If anything happened to her…

No. He couldn’t even think it.

All thoughts of Dragos pushed aside, Nikolai wheeled
around and kicked his feet into high gear, praying like hell he could reach her in time.

She hadn’t seen the huge vampire coming at all.

One minute she was tearing through the dark woods with Mira held fast in her arms, and the next she found herself staring into the unforgiving face and merciless golden eyes of an immense Breed male whose naked torso, shoulders, and arms were camouflaged by a thick pattern of
dermaglyphs.

He was Gen One; Renata knew it instinctively. Her instincts also told her that this male was more lethal than most, stone cold.

A killer.

Terror rose up on her like a black tide. She knew that if she blasted him, she’d better be certain she could kill him swiftly, or else she and Mira both would be dead in that same instant. She didn’t dare attempt it when Mira might be made to suffer if she failed.

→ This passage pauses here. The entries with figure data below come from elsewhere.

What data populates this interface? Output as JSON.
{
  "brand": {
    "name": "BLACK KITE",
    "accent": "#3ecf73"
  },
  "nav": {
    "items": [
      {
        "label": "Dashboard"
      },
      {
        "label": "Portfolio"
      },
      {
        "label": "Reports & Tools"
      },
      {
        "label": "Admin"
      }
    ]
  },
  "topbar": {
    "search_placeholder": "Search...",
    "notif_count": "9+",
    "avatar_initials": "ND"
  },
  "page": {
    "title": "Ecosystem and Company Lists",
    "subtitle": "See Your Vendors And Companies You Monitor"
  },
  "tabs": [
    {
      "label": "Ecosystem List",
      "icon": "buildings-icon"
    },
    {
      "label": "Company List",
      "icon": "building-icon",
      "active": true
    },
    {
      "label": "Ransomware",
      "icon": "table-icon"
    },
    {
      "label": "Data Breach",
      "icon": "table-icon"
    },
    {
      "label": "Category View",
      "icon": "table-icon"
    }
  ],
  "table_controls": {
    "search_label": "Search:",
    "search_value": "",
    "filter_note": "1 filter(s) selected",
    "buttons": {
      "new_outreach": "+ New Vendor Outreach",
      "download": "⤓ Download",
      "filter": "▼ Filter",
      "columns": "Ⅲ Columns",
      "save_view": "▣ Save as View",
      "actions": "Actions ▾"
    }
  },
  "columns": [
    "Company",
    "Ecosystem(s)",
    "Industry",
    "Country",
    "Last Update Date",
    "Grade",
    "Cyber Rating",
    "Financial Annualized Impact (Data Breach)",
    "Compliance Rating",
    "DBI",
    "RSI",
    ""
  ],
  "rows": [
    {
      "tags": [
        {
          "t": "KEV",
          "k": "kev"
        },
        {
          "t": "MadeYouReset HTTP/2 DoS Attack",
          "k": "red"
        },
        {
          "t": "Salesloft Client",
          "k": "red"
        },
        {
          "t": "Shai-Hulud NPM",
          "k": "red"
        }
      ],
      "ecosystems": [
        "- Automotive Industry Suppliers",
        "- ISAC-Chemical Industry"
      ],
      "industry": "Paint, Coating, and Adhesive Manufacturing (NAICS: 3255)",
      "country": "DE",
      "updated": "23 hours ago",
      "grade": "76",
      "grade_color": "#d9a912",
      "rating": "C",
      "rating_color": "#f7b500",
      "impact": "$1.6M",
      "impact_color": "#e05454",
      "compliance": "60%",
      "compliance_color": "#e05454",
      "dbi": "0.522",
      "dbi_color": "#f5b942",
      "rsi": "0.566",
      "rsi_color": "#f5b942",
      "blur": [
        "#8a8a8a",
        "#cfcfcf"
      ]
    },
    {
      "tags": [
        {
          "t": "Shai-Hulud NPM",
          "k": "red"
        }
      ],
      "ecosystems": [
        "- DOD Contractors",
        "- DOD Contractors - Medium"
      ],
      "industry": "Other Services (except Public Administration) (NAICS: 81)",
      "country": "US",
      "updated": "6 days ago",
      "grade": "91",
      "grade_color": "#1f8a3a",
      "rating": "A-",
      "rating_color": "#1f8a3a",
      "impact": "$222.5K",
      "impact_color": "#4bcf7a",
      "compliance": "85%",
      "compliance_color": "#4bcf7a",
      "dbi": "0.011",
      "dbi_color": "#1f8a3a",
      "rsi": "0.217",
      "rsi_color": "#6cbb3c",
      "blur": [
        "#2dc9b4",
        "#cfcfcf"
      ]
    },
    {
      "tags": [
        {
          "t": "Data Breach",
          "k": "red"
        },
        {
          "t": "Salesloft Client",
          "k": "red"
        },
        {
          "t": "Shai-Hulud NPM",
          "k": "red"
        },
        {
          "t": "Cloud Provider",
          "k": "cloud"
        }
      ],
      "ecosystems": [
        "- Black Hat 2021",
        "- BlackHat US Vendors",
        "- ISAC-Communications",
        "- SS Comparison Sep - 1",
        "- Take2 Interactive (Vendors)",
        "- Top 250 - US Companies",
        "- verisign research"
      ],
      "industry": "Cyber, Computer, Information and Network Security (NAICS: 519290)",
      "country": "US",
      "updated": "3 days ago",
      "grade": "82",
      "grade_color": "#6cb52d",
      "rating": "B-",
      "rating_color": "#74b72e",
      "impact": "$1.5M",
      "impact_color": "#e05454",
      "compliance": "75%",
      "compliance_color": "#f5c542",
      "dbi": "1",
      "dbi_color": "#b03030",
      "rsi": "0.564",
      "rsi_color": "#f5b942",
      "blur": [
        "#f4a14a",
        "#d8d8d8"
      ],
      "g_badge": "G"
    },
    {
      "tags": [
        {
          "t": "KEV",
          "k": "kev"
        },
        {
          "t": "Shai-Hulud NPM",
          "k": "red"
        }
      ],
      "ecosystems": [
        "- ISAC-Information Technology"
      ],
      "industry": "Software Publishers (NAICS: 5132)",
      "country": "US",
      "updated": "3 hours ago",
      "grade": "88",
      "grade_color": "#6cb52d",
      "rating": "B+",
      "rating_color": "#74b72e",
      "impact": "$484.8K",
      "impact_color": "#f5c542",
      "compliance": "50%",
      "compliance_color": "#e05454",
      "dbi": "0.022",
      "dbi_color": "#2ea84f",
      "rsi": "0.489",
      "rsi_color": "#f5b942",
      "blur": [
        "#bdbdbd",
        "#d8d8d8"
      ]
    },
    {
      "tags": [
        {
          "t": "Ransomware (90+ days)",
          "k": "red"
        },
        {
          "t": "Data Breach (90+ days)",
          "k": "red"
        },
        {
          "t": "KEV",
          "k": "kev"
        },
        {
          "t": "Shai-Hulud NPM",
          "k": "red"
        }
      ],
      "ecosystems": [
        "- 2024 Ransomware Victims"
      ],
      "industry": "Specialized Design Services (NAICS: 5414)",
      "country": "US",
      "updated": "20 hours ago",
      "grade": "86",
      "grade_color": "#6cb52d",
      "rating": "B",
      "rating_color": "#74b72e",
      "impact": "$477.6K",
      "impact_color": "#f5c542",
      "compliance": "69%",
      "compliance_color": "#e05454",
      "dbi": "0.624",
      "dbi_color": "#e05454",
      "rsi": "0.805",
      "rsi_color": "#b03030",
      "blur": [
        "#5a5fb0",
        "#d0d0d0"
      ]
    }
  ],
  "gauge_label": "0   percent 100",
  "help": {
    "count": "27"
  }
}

Mother Mary, to have come this far

to finally have Mira ensconced in her arms, mere steps away from freedom…

“Please,” Renata murmured, desperate to appeal to even his slightest inkling of mercy. “Not the child. Let her go…please.”

His silence was unnerving. Mira tried to lift her head from Renata’s shoulder, but Renata gently eased her back down, not wishing her to be frightened by the messenger of death who’d no doubt been dispatched by Edgar Fabien or Dragos himself.

“I’m going to set her down now,” Renata told him, not even sure he comprehended, let alone would comply.
“Just… let her go. I’m the one you want, not her. Just me.”

The hawklike golden eyes followed her every movement as Renata carefully extricated Mira from her grasp and slowly placed the girl’s feet on the ground. Renata put herself between the killer and the child, praying her death would be enough to satisfy him and his evil master.

“Rennie, what’s going on?” Mira asked from behind her legs, her small hands gripping the pantlegs of Renata’s Enforcement Agency fatigues as she peered around her. “Who is that man?”